Interestingly, we demonstrated that EMP levels were lower in SSc patients with an avascular score higher than 1.5 in the NFC exam, indicating an association of lower EMPs with more severe peripheral vasculopathy. This is in accordance with the findings of Michalska-Jakubus et al. [16], where significantly lower levels of EMPs were correlated with late NVC patterns and higher NVC scores for capillary loss. NFC is a well-established method to evaluate morphological abnormalities in the microcirculation [37], allowing the observation of specific SSc capillaroscopic changes secondary to its microangiopathy. In patients with SSc, hemorrhages, enlarged capillaries, capillary loss and distortion of the capillary architecture are present in early stages of the disease. The late nailfold capillaroscopic pattern and more severe capillary loss are associated with severe internal organ involvement and mortality in SSc [37,38,39]. Thus, EMPs might be a useful biomarker of vascular damage in SSc. Further studies are necessary to evaluate the role of EMPs as a predictive marker of more severe vasculopathy in SSc. Nonetheless, we did not observe associations between MPs and vascular manifestations, such as DU and PAH. A lack of association between DU and MPs has already been shown [13, 16], but previous studies have shown higher levels of EMPs in SSc patients with PAH [35, 40], strengthening the potential role of EMPs as endothelial injury biomarkers. The different results observed in our report might have been due to the low prevalence of patients with PAH in our sample.

We also evaluated the level of MMPs in our patients. Remarkably, the greatest difference between patients and controls was found in this source of MPs. Monocytes play a pivotal role in SSc pathogenesis, as they present proinflammatory and profibrotic phenotypes and contribute to fibrogenesis owing to their high expression of TGF-β [20]. In addition, monocytes in SSc display low caveolin-1 function, collaborating with ILD, due to the increased monocyte maturation toward myofibroblasts and hyperaccumulation of fibrocytes in these patients, regardless of monocyte blood levels [14, 41].
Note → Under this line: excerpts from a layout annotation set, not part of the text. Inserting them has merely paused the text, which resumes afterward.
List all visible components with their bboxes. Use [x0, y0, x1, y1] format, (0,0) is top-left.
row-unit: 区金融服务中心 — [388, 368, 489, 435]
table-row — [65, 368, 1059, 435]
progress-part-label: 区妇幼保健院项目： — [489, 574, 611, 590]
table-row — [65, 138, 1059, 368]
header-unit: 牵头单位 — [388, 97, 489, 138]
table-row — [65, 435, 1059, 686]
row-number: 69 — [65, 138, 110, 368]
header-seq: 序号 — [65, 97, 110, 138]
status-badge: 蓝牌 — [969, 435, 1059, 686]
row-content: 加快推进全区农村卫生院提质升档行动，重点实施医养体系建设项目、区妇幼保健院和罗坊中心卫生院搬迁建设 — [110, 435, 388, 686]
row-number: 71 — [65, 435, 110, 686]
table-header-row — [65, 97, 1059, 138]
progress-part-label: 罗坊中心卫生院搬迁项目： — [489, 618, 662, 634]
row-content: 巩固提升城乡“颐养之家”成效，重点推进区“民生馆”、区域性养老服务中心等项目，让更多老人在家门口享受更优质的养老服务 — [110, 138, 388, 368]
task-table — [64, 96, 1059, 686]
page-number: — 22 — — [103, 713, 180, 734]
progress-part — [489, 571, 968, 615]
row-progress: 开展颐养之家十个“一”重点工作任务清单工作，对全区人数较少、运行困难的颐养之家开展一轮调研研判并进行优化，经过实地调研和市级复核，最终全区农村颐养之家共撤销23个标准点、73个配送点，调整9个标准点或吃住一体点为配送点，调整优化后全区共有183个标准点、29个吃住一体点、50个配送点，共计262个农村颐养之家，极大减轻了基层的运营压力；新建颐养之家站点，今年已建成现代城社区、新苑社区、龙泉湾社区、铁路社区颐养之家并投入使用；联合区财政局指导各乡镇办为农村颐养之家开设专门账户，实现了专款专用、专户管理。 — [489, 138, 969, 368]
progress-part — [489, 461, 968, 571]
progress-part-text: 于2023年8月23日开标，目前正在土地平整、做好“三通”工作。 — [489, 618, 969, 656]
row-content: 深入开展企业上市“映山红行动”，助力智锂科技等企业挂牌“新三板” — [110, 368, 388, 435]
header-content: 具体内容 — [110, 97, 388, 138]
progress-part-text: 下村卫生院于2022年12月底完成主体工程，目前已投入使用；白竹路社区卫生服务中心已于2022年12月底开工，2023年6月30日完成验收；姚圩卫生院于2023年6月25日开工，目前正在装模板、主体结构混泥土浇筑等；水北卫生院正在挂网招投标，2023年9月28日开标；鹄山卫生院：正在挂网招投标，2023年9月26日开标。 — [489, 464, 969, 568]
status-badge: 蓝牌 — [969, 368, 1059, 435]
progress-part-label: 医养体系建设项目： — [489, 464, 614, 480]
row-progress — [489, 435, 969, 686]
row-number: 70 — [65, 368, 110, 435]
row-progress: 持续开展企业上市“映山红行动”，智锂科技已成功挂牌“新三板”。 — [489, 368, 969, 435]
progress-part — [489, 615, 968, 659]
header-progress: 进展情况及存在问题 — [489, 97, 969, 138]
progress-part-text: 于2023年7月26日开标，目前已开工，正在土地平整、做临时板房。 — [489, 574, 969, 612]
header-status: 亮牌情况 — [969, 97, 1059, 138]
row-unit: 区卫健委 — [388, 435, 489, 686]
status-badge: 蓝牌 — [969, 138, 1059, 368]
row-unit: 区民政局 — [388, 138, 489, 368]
The limitations of our study include its relatively small sample size and the use of flow cytometry. Although flow cytometry is the chosen method for evaluating MPs, the antibodies used across studies have varied, hindering direct comparisons. Since we did not use beads in the MPs acquisition, we were not able to express their quantification in absolute values. Furthermore, in vitro studies evaluating the behavior of MPs in SSc patients could confirm the hypothesis of the antifibrotic potential of these agents and explore their potential as new therapeutic targets, which are urgently needed. We were also not able to quantify ILD extension on chest HRCT, to better evaluate this abnormality in our patients.

Conclusion

In summary, we have demonstrated that the plasma levels of platelet-derived, endothelial cell-derived, and monocyte-derived microparticles are increased in patients with SSc compared to healthy subjects. The demonstrated association of MPs with clinical SSc features, such as the presence of anti-topoisomerase I, skin thickness and severe capillary loss on nailfold capillaroscopy, indicates that these biologic agents may somehow contribute to the pathogenic mechanisms of this defiant disease and deserves further investigation.